Pluralism is the view that there is more than one valid religion. There is an ultimate reality, but no single religion has a monopoly on the truth about that reality. Each religion represents a different but legitimate perspective on it. Each religion has a distinctive understanding of “God,” “truth,” “enlightenment,” “salvation,” and so on, and they are all valid. In the same way, Pluralism insists that no single religion holds a monopoly on how we are to be “saved.” As an ancient saying puts it, “There are many paths up the mountain.”
Pluralism is a relative newcomer in the history of worldviews, but it’s becoming increasingly widespread, particularly as people grow tired of religious violence and intolerance. Pluralism advocates a “live and let live” attitude, promoting tolerance toward all religious traditions (or at least toward most of them).
Appealing as it may seem in our day, Pluralism faces some serious problems. First, there’s the fact that the major religions make central claims that are logically incompatible.

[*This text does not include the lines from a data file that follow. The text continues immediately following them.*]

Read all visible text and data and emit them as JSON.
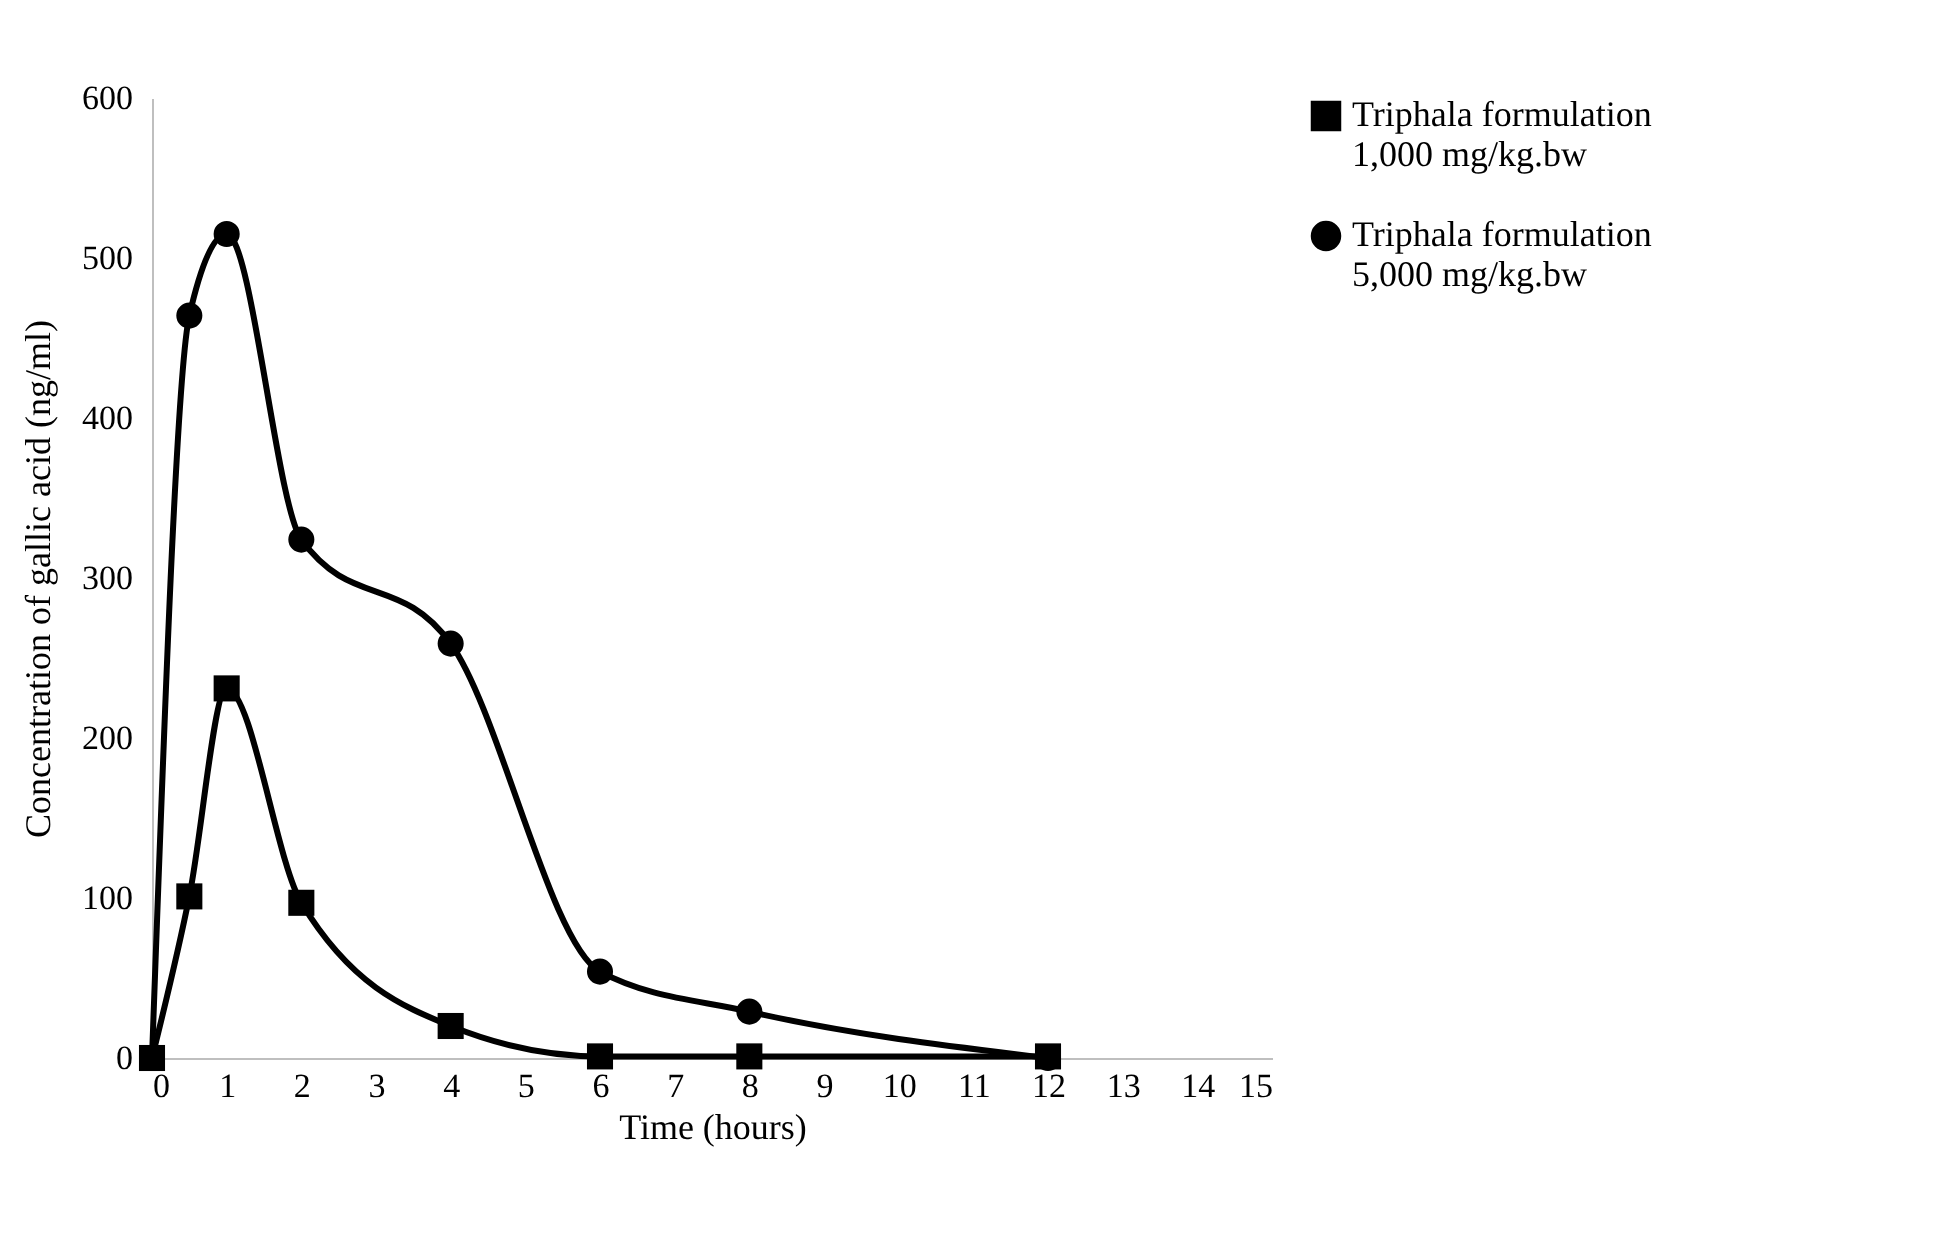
{
  "chart_data": {
    "type": "line",
    "xlabel": "Time (hours)",
    "ylabel": "Concentration of gallic acid (ng/ml)",
    "xlim": [
      0,
      15
    ],
    "xticks": [
      0,
      1,
      2,
      3,
      4,
      5,
      6,
      7,
      8,
      9,
      10,
      11,
      12,
      13,
      14,
      15
    ],
    "ylim": [
      0,
      600
    ],
    "yticks": [
      0,
      100,
      200,
      300,
      400,
      500,
      600
    ],
    "grid": false,
    "legend": "right",
    "series": [
      {
        "name": "Triphala formulation\n1,000 mg/kg.bw",
        "color": "#000000",
        "marker": "square",
        "x": [
          0,
          0.5,
          1,
          2,
          4,
          6,
          8,
          12
        ],
        "values": [
          0,
          101,
          231,
          97,
          20,
          1,
          1,
          1
        ]
      },
      {
        "name": "Triphala formulation\n5,000 mg/kg.bw",
        "color": "#000000",
        "marker": "circle",
        "x": [
          0,
          0.5,
          1,
          2,
          4,
          6,
          8,
          12
        ],
        "values": [
          0,
          464,
          515,
          324,
          259,
          54,
          29,
          0
        ]
      }
    ]
  }
}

Christianity teaches that Jesus was the divine Son of God, but Islam explicitly and vehemently rejects that claim. Judaism holds that God is personal, but many forms of Hinduism teach that God is non-personal. Some forms of Buddhism affirm no God at all. Clearly these aren’t minor disagreements that can be swept under the carpet! These distinctive teachings lie at the very heart of these religions.

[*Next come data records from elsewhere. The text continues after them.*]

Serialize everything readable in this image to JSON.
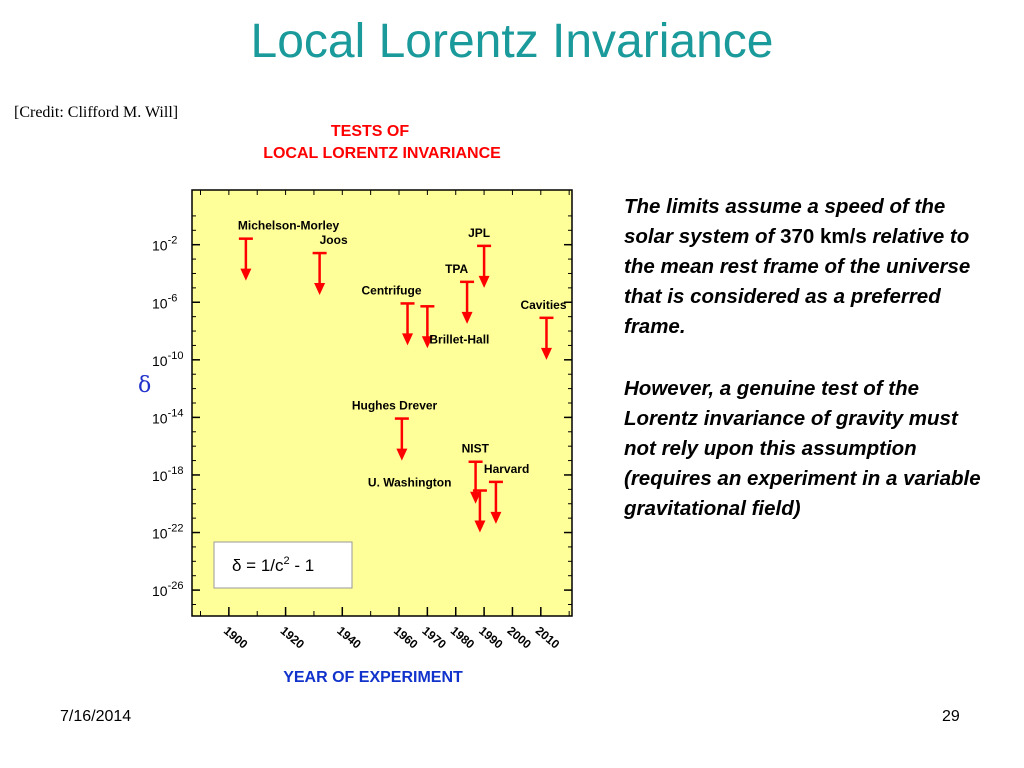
{
  "slide": {
    "title": "Local Lorentz Invariance",
    "credit": "[Credit: Clifford M. Will]",
    "date": "7/16/2014",
    "page_number": "29"
  },
  "text_panel": {
    "p1_before": "The limits assume a speed of the solar system of ",
    "p1_value": "370 km/s",
    "p1_after": " relative to the mean rest frame of the universe that is considered as a preferred frame.",
    "p2": "However, a genuine test of the Lorentz invariance of gravity must not rely upon this assumption (requires an experiment in a variable gravitational field)"
  },
  "chart_data": {
    "type": "scatter",
    "title_line1": "TESTS OF",
    "title_line2": "LOCAL LORENTZ INVARIANCE",
    "xlabel": "YEAR OF EXPERIMENT",
    "ylabel": "δ",
    "y_scale": "log",
    "xlim": [
      1887,
      2021
    ],
    "ylim_exponent": [
      -27.8,
      1.8
    ],
    "x_ticks": [
      1900,
      1920,
      1940,
      1960,
      1970,
      1980,
      1990,
      2000,
      2010
    ],
    "y_ticks": [
      {
        "exponent": -2,
        "label": "10",
        "sup": "-2"
      },
      {
        "exponent": -6,
        "label": "10",
        "sup": "-6"
      },
      {
        "exponent": -10,
        "label": "10",
        "sup": "-10"
      },
      {
        "exponent": -14,
        "label": "10",
        "sup": "-14"
      },
      {
        "exponent": -18,
        "label": "10",
        "sup": "-18"
      },
      {
        "exponent": -22,
        "label": "10",
        "sup": "-22"
      },
      {
        "exponent": -26,
        "label": "10",
        "sup": "-26"
      }
    ],
    "formula_box": {
      "text": "δ = 1/c",
      "sup": "2",
      "suffix": " - 1"
    },
    "plot_background": "#ffff99",
    "arrow_color": "#ff0000",
    "points": [
      {
        "name": "Michelson-Morley",
        "year": 1906,
        "log_delta": -4.5
      },
      {
        "name": "Joos",
        "year": 1932,
        "log_delta": -5.5
      },
      {
        "name": "Centrifuge",
        "year": 1963,
        "log_delta": -9.0
      },
      {
        "name": "Brillet-Hall",
        "year": 1970,
        "log_delta": -9.2
      },
      {
        "name": "TPA",
        "year": 1984,
        "log_delta": -7.5
      },
      {
        "name": "JPL",
        "year": 1990,
        "log_delta": -5.0
      },
      {
        "name": "Cavities",
        "year": 2012,
        "log_delta": -10.0
      },
      {
        "name": "Hughes Drever",
        "year": 1961,
        "log_delta": -17.0
      },
      {
        "name": "NIST",
        "year": 1987,
        "log_delta": -20.0
      },
      {
        "name": "Harvard",
        "year": 1991,
        "log_delta": -21.4
      },
      {
        "name": "U. Washington",
        "year": 1991,
        "log_delta": -22.0
      }
    ]
  }
}
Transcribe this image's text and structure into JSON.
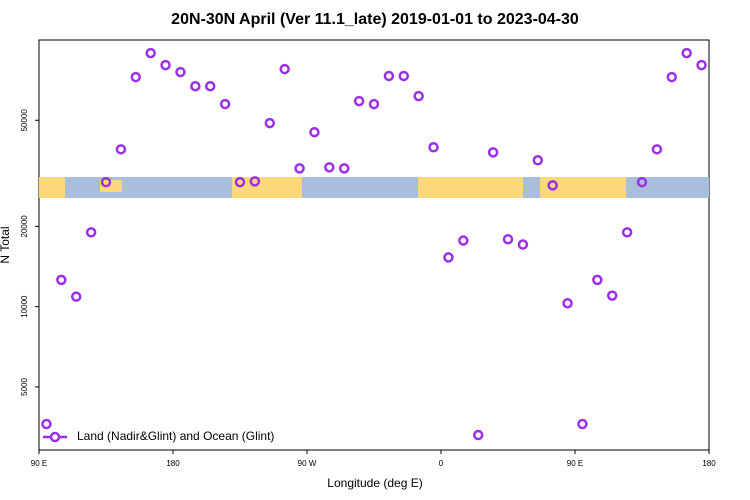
{
  "chart_data": {
    "type": "scatter",
    "title": "20N-30N April (Ver 11.1_late)   2019-01-01 to 2023-04-30",
    "x_label": "Longitude (deg E)",
    "y_label": "N Total",
    "yscale": "log",
    "legend": "bottom-left",
    "xlim": [
      90,
      540
    ],
    "xticks": [
      {
        "value": 90,
        "label": "90 E"
      },
      180,
      {
        "value": 270,
        "label": "90 W"
      },
      {
        "value": 360,
        "label": "0"
      },
      {
        "value": 450,
        "label": "90 E"
      },
      {
        "value": 540,
        "label": "180"
      }
    ],
    "ylim": [
      2900,
      100000
    ],
    "yticks": [
      5000,
      10000,
      20000,
      50000
    ],
    "x": [
      95,
      105,
      115,
      125,
      135,
      145,
      155,
      165,
      175,
      185,
      195,
      205,
      215,
      225,
      235,
      245,
      255,
      265,
      275,
      285,
      295,
      305,
      315,
      325,
      335,
      345,
      355,
      365,
      375,
      385,
      395,
      405,
      415,
      425,
      435,
      445,
      455,
      465,
      475,
      485,
      495,
      505,
      515,
      525,
      535
    ],
    "series": [
      {
        "name": "Land (Nadir&Glint) and Ocean (Glint)",
        "color": "#9b30e8",
        "values": [
          3630,
          12600,
          10900,
          19000,
          29300,
          38900,
          72600,
          89300,
          80500,
          75800,
          67100,
          67100,
          57500,
          29300,
          29500,
          48800,
          77800,
          33000,
          45100,
          33300,
          33000,
          59000,
          57500,
          73300,
          73300,
          61600,
          39600,
          15300,
          17700,
          3300,
          37900,
          17900,
          17100,
          35400,
          28500,
          10300,
          3630,
          12600,
          11000,
          19000,
          29300,
          38900,
          72600,
          89300,
          80500
        ]
      }
    ]
  }
}
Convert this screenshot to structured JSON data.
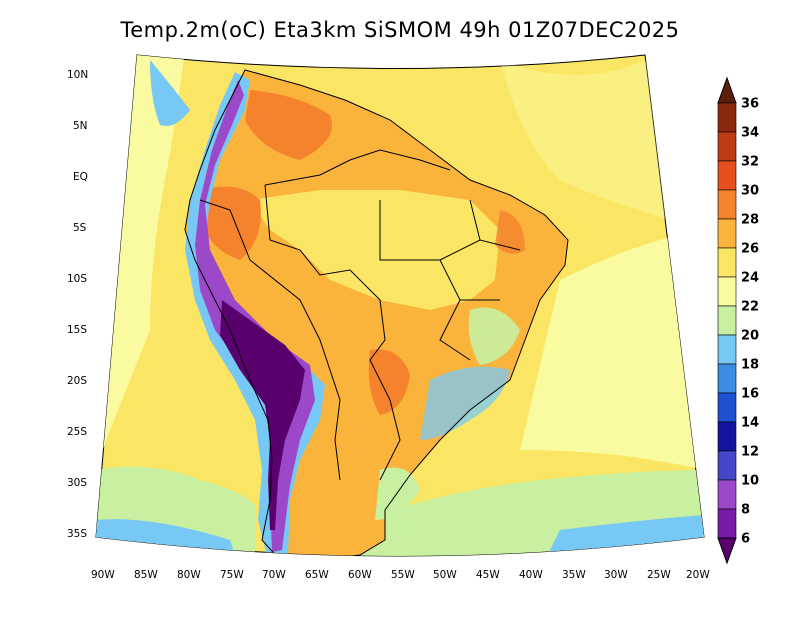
{
  "title": "Temp.2m(oC) Eta3km SiSMOM 49h 01Z07DEC2025",
  "variable": "Temp.2m",
  "unit": "oC",
  "model": "Eta3km",
  "forecast_hour": "49h",
  "valid_time": "01Z07DEC2025",
  "axes": {
    "lat_labels": [
      "10N",
      "5N",
      "EQ",
      "5S",
      "10S",
      "15S",
      "20S",
      "25S",
      "30S",
      "35S"
    ],
    "lon_labels": [
      "90W",
      "85W",
      "80W",
      "75W",
      "70W",
      "65W",
      "60W",
      "55W",
      "50W",
      "45W",
      "40W",
      "35W",
      "30W",
      "25W",
      "20W"
    ]
  },
  "colorbar": {
    "levels": [
      "6",
      "8",
      "10",
      "12",
      "14",
      "16",
      "18",
      "20",
      "22",
      "24",
      "26",
      "28",
      "30",
      "32",
      "34",
      "36"
    ],
    "colors": [
      "#5a006e",
      "#7a1aa8",
      "#9b49c8",
      "#4646c8",
      "#1414a0",
      "#1e50d2",
      "#3c8ce6",
      "#78c8f5",
      "#c8f0a0",
      "#fafaa0",
      "#fae664",
      "#fab43c",
      "#f5822d",
      "#e6501e",
      "#be3c14",
      "#8c2810",
      "#5a1e0a"
    ]
  },
  "palette": {
    "background": "#ffffff",
    "ocean_warm": "#fae664",
    "ocean_pale": "#fafaa0",
    "land_hot": "#f5822d",
    "land_warm": "#fab43c",
    "andes_cold": "#5a006e",
    "south_cool": "#c8f0a0"
  }
}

Even so, Pluralists think they have an answer to this problem. They often suggest that such conflicts can be resolved by taking all these religious claims figuratively rather than literally. For example, when Christians say, “The Bible is the Word of God,” we shouldn’t interpret it as a claim that God literally speaks to people through the Bible. It’s only a figurative way of saying that Christians happen to find reading the Bible spiritually edifying and enlightening—or something along those lines. Understood in that figurative sense, the sacred scriptures of the major religions could all be described as “the Word of God.” No more conflicts!
The trouble with this line is that it doesn’t accurately reflect what the adherents of those religions themselves mean by these claims. In effect, Pluralists are suggesting that Buddhists, Hindus, Jews, Muslims, Christians, and so on are actually quite mistaken about how to understand their own religions. Are we to believe that they have less understanding of the teachings of their own religions than modern Pluralists?

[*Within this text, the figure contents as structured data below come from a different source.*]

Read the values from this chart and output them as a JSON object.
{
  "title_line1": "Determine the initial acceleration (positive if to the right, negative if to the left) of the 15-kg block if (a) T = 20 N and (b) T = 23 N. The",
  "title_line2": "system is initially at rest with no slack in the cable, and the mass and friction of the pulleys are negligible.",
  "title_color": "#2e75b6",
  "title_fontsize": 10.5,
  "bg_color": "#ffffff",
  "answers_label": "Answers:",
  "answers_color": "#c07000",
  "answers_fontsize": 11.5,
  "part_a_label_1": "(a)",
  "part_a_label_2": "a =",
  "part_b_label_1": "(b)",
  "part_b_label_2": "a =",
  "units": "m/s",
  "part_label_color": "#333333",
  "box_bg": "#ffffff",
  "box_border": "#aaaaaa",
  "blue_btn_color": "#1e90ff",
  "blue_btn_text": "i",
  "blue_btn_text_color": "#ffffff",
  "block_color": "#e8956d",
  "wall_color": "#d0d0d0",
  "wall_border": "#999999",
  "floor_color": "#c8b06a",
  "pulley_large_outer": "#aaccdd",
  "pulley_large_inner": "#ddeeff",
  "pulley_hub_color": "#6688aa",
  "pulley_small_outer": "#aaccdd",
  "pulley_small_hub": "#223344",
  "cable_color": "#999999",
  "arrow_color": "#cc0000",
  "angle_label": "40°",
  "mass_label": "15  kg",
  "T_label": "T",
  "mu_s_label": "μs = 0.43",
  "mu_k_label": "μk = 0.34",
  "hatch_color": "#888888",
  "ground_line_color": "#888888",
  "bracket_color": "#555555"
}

Think again about the analogy of the blind men and the elephant. (If you need a reminder, flip back here.) Doesn’t the analogy imply not only that traditional religious believers are actually quite mistaken about the overarching truth, but also that the Pluralist alone has the full and correct view of the ultimate reality in his role as the narrator of the story? It suggests that the Pluralist has a uniquely privileged insight that everyone else lacks.
On closer examination, Pluralism turns out to be just as “exclusive” and “intolerant” as many traditional religions, if not more so, simply because it cannot accommodate any religion that rejects its distinctive perspective on religion. If Pluralism is right, other religions must be quite wrong. So much for “live and let live”! By excluding non-Pluralist religions, Pluralism exposes itself as just one more religious viewpoint in competition with all the others.
In the end, it’s hard to defend the view that there are many valid religions. The conflicting teachings of the major world religions can’t be harmonized without distorting those religions beyond recognition. At least some of these religious teachings must be mistaken, which means that some religions have a better handle on the truth about the ultimate reality than others. In fact, it’s reasonable to suppose that one particular religion has the best handle on the truth, all things considered.